UK retailer Harrods has confirmed it was the victim of a cyber attack that stemmed from unauthorized access to its systems.
The luxury department store said it was forced to restrict internet access as a precautionary measure after experiencing unauthorized access.
“We recently experienced attempts to gain unauthorised access to some of our systems,” the UK retailer told BleepingComputer. “Our seasoned IT security team immediately took proactive steps to keep systems safe and as a result we have restricted internet access at our sites today.”
UK retailer Harrods responds to a cyber attack
Harrods said its brick-and-mortar stores remained open for business, suggesting that the cyber attack had limited impact on internal operations. Customers can also continue shopping on its website, suggesting that the cyber attack was successfully mitigated.
“Currently, all sites including our Knightsbridge store, H beauty stores and airport stores remain open to welcome customers,” it stated. “Customers can also continue to shop via harrods.com.”
The UK retailer also assured customers that they did not need to take any further action, suggesting that the cyber attack did not compromise customer data. However, this assessment could change as more details come to light.
Meanwhile, the UK retailer has not disclosed if the cyber attack involved ransomware or if any extortion demands have been made. Similarly, no cybercrime gang has as yet claimed responsibility.
“Harrods’ swift move to restrict internet access was a sensible precaution, but the incident underscores a crucial point in cybersecurity: as threats grow more sophisticated, organisations must stay one step ahead by building resilience, strengthening defences, and ensuring they are prepared to respond to an ever-evolving threat landscape,” noted Lee Driver, Director of Managed Security Services at Ekco.
More UK retailers targeted by cyber attacks
The Harrods cyber attack comes hot on the heels of an apparent ransomware attack affecting UK retailer Marks & Spencer that disrupted the store’s online ordering system, contactless payment, and Click and Collect distribution service.
Another UK retailer, the Co-op, shut down its IT systems after experiencing an attempted cyber attack, which disrupted its back office and customer care operations. Subsequently, it restricted VPN access and requested that over 70,000 workers verify all meeting attendees and turn on cameras, suggesting that the breach was significant.

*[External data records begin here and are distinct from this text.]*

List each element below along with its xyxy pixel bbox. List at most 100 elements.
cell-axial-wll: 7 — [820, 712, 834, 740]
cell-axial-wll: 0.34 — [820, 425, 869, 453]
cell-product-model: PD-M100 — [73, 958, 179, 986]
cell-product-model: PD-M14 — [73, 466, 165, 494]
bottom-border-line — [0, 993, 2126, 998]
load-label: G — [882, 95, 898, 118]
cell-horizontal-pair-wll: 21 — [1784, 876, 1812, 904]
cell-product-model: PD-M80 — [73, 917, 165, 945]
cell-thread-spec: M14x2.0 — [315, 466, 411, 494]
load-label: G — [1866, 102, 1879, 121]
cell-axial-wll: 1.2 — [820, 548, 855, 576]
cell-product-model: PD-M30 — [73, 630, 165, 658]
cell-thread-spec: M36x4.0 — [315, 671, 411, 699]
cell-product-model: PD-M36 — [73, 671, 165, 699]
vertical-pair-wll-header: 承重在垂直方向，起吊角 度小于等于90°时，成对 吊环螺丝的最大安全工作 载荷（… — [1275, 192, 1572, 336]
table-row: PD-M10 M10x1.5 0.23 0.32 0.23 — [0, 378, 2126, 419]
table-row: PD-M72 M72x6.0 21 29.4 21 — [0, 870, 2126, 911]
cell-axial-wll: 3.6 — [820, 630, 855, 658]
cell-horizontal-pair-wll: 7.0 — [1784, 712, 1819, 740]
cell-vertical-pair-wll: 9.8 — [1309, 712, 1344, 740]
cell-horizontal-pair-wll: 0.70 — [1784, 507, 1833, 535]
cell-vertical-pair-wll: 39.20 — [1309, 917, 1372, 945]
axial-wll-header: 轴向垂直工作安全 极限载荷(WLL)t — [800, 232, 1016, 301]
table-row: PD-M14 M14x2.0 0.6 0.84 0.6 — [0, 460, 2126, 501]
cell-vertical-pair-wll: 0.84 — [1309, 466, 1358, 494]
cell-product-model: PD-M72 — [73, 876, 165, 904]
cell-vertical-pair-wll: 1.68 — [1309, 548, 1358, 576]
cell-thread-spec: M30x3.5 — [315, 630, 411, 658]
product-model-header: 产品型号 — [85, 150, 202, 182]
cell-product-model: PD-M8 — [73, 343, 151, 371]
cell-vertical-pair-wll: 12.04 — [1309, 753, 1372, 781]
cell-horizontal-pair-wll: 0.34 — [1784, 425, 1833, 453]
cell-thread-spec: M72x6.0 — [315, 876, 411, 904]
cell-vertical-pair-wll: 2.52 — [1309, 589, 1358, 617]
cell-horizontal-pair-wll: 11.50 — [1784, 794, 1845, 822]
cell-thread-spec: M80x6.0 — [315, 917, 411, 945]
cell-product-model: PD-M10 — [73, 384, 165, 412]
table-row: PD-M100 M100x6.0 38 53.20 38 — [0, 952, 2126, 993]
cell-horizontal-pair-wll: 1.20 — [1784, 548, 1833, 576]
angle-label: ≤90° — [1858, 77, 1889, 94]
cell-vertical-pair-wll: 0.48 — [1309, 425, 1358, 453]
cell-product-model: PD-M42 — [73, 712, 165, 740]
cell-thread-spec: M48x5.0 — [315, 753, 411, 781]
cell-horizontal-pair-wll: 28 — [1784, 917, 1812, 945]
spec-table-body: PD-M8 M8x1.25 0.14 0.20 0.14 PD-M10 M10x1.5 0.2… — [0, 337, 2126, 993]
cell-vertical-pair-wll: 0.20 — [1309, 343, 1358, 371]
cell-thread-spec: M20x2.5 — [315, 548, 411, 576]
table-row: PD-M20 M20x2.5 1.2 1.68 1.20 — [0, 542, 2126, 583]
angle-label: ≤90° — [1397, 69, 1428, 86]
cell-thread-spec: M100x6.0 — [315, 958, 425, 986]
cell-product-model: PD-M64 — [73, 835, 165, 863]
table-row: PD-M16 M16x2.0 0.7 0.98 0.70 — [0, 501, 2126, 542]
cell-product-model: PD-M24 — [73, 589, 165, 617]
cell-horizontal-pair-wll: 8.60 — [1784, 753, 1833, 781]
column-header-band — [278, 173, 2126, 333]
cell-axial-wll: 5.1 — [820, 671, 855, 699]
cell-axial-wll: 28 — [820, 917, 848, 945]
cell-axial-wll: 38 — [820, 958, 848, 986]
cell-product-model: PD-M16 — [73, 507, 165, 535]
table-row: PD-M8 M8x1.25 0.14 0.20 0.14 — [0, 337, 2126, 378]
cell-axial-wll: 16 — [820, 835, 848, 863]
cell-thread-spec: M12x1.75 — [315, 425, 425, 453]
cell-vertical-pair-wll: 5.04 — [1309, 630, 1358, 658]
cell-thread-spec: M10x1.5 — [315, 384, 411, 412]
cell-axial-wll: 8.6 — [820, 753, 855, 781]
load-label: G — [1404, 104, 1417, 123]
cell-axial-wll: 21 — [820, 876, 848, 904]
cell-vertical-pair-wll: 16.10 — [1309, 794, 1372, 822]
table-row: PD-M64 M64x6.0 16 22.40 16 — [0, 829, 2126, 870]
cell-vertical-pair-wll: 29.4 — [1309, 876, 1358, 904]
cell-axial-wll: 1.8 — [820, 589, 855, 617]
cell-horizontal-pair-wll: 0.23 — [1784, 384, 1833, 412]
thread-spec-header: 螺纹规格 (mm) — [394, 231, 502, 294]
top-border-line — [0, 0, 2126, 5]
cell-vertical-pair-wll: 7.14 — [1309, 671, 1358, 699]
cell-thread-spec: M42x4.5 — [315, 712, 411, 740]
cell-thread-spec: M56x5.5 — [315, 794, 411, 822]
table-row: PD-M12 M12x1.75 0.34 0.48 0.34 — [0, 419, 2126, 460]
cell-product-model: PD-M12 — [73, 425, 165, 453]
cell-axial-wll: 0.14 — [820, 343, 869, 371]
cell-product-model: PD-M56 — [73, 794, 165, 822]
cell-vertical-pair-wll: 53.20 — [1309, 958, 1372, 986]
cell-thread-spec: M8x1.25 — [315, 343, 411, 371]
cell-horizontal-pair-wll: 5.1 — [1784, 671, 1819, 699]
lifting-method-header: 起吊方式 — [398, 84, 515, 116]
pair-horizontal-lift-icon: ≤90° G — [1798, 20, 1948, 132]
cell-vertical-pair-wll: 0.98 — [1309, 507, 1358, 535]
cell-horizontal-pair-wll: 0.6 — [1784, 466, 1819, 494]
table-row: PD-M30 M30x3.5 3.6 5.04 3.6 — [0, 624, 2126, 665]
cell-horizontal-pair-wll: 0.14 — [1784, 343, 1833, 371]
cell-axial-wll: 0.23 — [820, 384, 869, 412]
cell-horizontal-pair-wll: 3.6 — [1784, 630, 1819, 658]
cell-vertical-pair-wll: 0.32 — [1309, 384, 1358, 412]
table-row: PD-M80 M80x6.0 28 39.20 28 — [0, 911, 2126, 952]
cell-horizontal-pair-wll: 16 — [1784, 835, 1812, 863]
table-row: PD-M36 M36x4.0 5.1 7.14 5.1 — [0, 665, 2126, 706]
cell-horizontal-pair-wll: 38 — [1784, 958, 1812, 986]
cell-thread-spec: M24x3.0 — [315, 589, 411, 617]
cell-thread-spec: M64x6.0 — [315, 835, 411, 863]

“When running a Microsoft Teams call, please ensure all attendees are as expected and that users are on camera,” the UK retailer said in an email to employees. “Don’t post sensitive information in the Teams chat function, such as colleague, client, customer or member-related data.”
“The close proximity of these attacks could suggest that one threat actor is responsible for all three,” suggested Andrew Costis, Engineering Manager of the Adversary Research Team at AttackIQ. “Scattered Spider, who has been linked to the attack on M&S, is the most likely culprit, although not enough is known to make definitive accusations yet.”
Meanwhile, the United Kingdom’s National Cyber Security Centre (NCSC) has drawn attention to the spate of cyber attacks targeting UK retailers. However, the agency has not provided substantial insights as to the motive or origin of the cyber attacks.
“Whilst we have insights, we are not yet in a position to say if these attacks are linked, if this is a concerted campaign by a single actor or whether there is no link between them at all,” the NCSC stated.
However, it advised organizations to implement cybersecurity best practices such as enabling multi-factor authentication, monitoring suspicious activity, vetting Domain Admin, Enterprise Admin, and Cloud Admin account access.
Nonetheless, luxury retailers are lucrative targets for cyber attacks due to the vast amounts of sensitive personal and financial information, including that of wealthy clients, which is highly sought after for fraud and cyber extortion.
“Luxury retailers like Harrods are prime targets for cyberattacks,” reiterated Driver. “They hold vast amounts of sensitive customer data, and even brief downtime can result in serious brand damage. We saw this with M&S, whose share price dropped 7% after its cyber incident.”